Malheureusement, dans le matériel, la compétitivité des marchés libres et non faussées que la plupart aime tant tend vers la réduction des couts d’adquisition et de distribution: les hebdomadaires gratuits, voire les journeaux gratuits.
Et dans le virtuel… et bien, on n’à toujours pas trouvé comment se faire payer quelque chose de virtuelle.
Des temps de Seattle, on croyait que IndyMedia était une grande invention, mais pour ce qui en est de l’information… ce ne fut que se tirer une grande balle dans les deux pieds. Quand on condamne les journalistes à ne pas être capables de se payer leur indépendance avec ce qu’ils gagnent en faisant leur boulot… il ne leur reste qu’un chemin… la reconversion.
Il est temps de faire travailler les cerveaux… avant qu’il n’y ait plus rien à rapporter.
Commentaire à:
Un passant a écrit :
“11 November 2008 @ 19:52
“la vertu des blogs était précisément que …”
Vient un moment où à cette vertu théorique on substitue le choix: lire des choses intéressantes. La vie est courte.
Et pour cela il faut parvenir à une forme de tri parmi la masse d’articles publiés.
L’intérêt de Cozop serait justement qu’autre chose que “le référencement ou Darwin” hiérarchise l’information.
Sinon, quelle différence avec Wikio et autres agrégateurs ?
Comme le dit Frédéric:
“l’une des fonctions de base d’un organe de presse : l’édition, la sélection des contenus”.
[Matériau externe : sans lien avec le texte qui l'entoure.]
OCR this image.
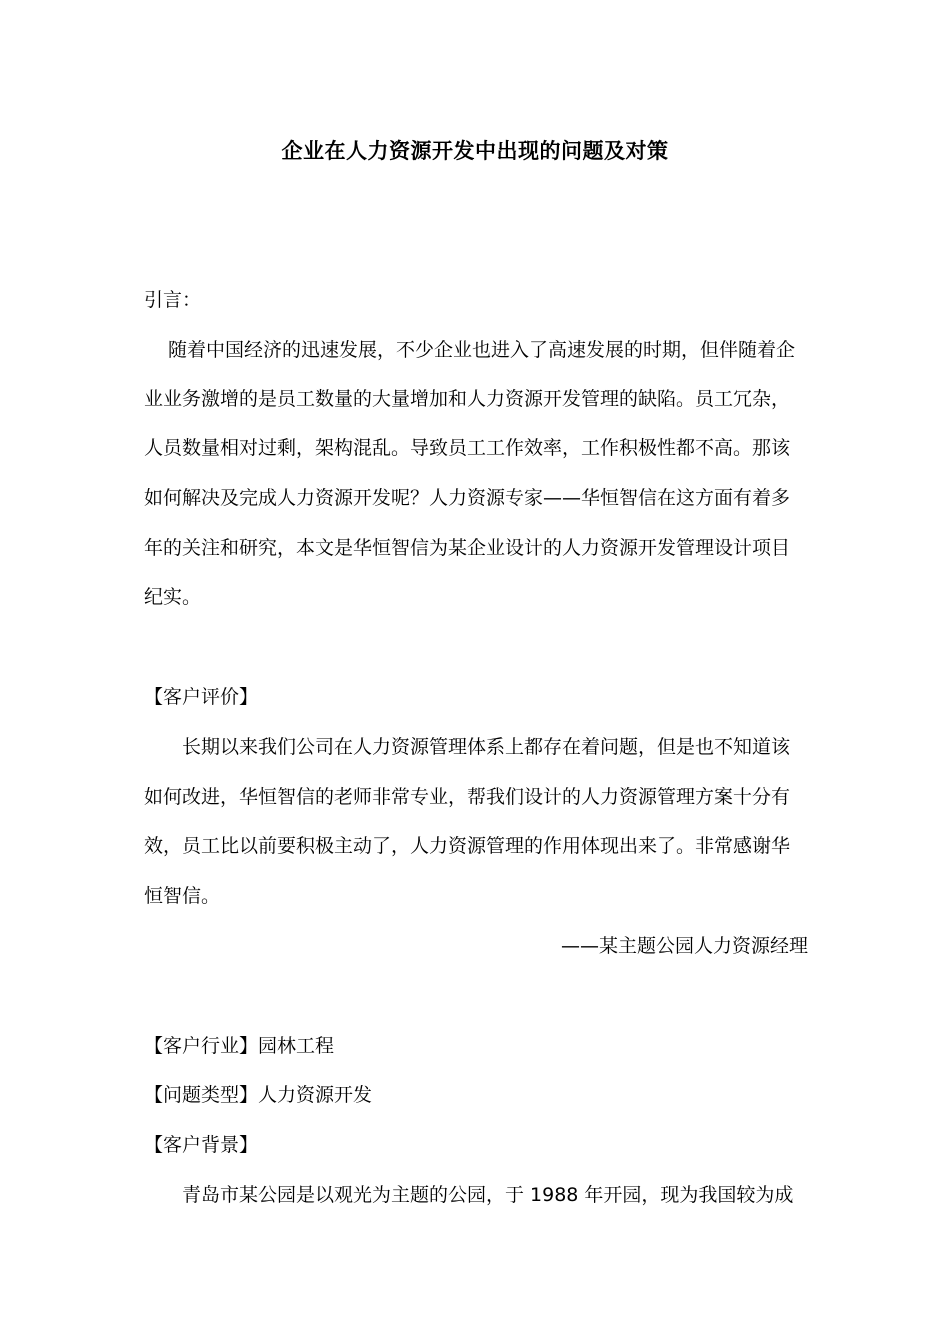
企业在人力资源开发中出现的问题及对策
引言：
随着中国经济的迅速发展，不少企业也进入了高速发展的时期，但伴随着企
业业务激增的是员工数量的大量增加和人力资源开发管理的缺陷。员工冗杂，
人员数量相对过剩，架构混乱。导致员工工作效率，工作积极性都不高。那该
如何解决及完成人力资源开发呢？人力资源专家——华恒智信在这方面有着多
年的关注和研究，本文是华恒智信为某企业设计的人力资源开发管理设计项目
纪实。
【客户评价】
长期以来我们公司在人力资源管理体系上都存在着问题，但是也不知道该
如何改进，华恒智信的老师非常专业，帮我们设计的人力资源管理方案十分有
效，员工比以前要积极主动了，人力资源管理的作用体现出来了。非常感谢华
恒智信。
——某主题公园人力资源经理
【客户行业】园林工程
【问题类型】人力资源开发
【客户背景】
青岛市某公园是以观光为主题的公园，于 1988 年开园，现为我国较为成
Cozop cherche, comme Google, une solution dans le seul algo, automatisé.
(Car, comme le dit Frédéric, le tri humain coûte cher).
La plus grande réussite du Web en termes de production de contenu, Wikipedia, se repose sur l’édition humaine, et non sur un algo automatique.
C’est ce qui en assure la qualité.
Peut-on se passer de l’édition humaine ? sans doute pas, à ce stade, au vu des médiocres résultats des systèmes de tri automatisés.”
21 November 2008 @ 1:43
Remarque très juste, surtout en ce moment.